My ears have been plugged forever, and my nose has been running off my face—which is probably the most consistent running that I have actually done. That old fracture has been bugging me on and off, and I’ve been dealing with sore knees and tight IT bands. Oh, and did I mention jet-lag?
I didn’t realize that signing up for Team World Vision this year meant that I would have to suffer. And that my version of suffering, pathetic as it might seem, was to spend 16 weeks wavering on the edge of defeat.
I pride myself as an industrious, resourceful, hard-working person; yet I find that I am prone to completely losing my willpower and drowning it all in a mass of poutine and bubble tea.

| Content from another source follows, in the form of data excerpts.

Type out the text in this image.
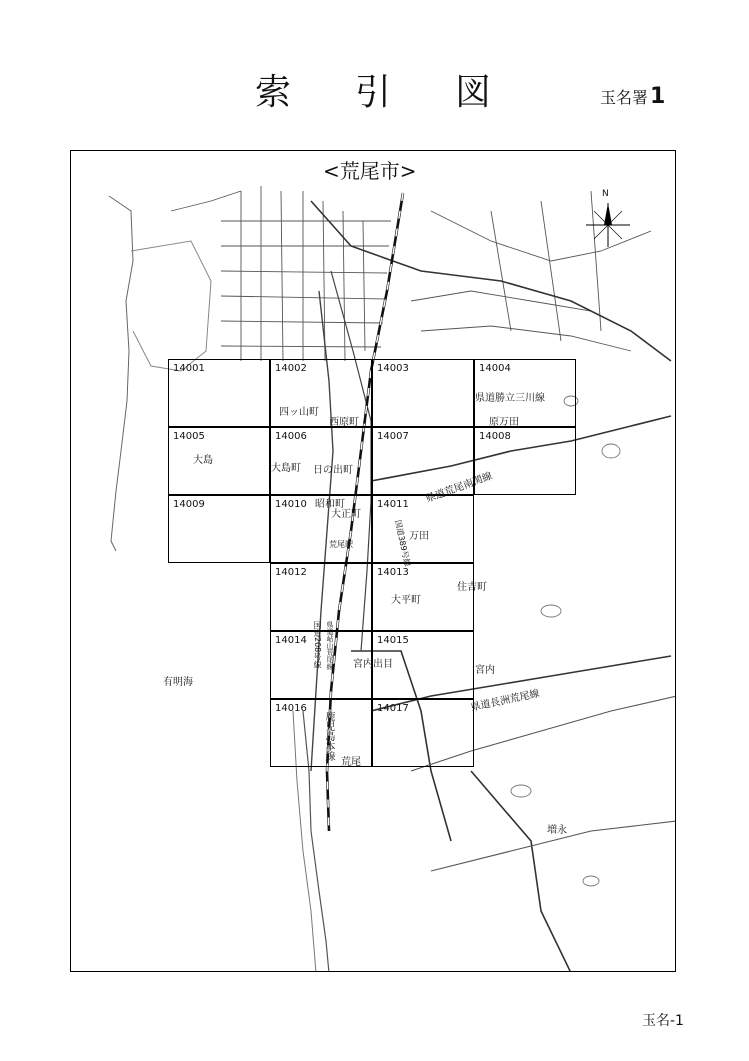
索引図	玉名署1
<荒尾市>
N
14001	14002	14003	14004
14005	14006	14007	14008
14009	14010	14011
14012	14013
14014	14015
14016	14017
四ッ山町
西原町	原万田
大島
大島町 日の出町
昭和町
大正町
荒尾駅
万田
住吉町
大平町
宮内出目
宮内
有明海
荒尾
増永
県道勝立三川線
県道荒尾南関線
国道208号線 県道岾山荒尾線
国道389号線
県道長洲荒尾線
鹿児島本線
玉名-1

All being said and done, I think I actually missed about half of the scheduled long runs, and about ⅓ of the scheduled runs in between. Not quite the blazing record that I set last year!
I like achievement. I like accomplishing goals. So it’s hard to fight accusing thoughts that this year, I didn’t put my ‘best foot forward’.
On the precipice of failure (will I actually complete this half marathon? Hmmm… questionable…), I’m also at a precipice of fear and decay. I’m face to face with the fact that my 37-year-old body may never be as strong as it was a decade ago.
But because there is a resurrection, I don’t need to hold onto my resources so tightly.
The whole spiralling self-awareness of my own limits also opens up an awareness of the hope that we have in the world to come, and the reason why we press on and fight for justice and goodness.
These weak, slowing muscles remind me that one day there will be no more tears and no more pain.
Does it sting my pride that next Sunday, I may likely limp across the finish line, slow and injured, with burning lungs and protesting muscles—if I make it to the finish line at all? Rhetorical question.
Logic tells me not to risk the race, and just to stay home to nurse my wounds.
The resurrection tells me otherwise. The resurrection tells me that there is one who dragged his cross to an entirely more painful finish line, who headed straight into pain so that the world might have hope and life.
So there you have it, the guts and the glory of half-marathon training this year. Let’s go back to my original good intentions, “to make a statement against human trafficking. To do the hard thing because there are others out there who don’t even have the freedom to choose the hard thing. To maybe, through my actions, ease the suffering of others.”
I have, perhaps, made a statement more about my weakness and God’s strength rather than a statement on the injustice of human trafficking. But the conclusion remains the same, doesn’t it? As long as we have breath in our bodies and strength in our bones, the resurrections gives us reason to choose the hard thing.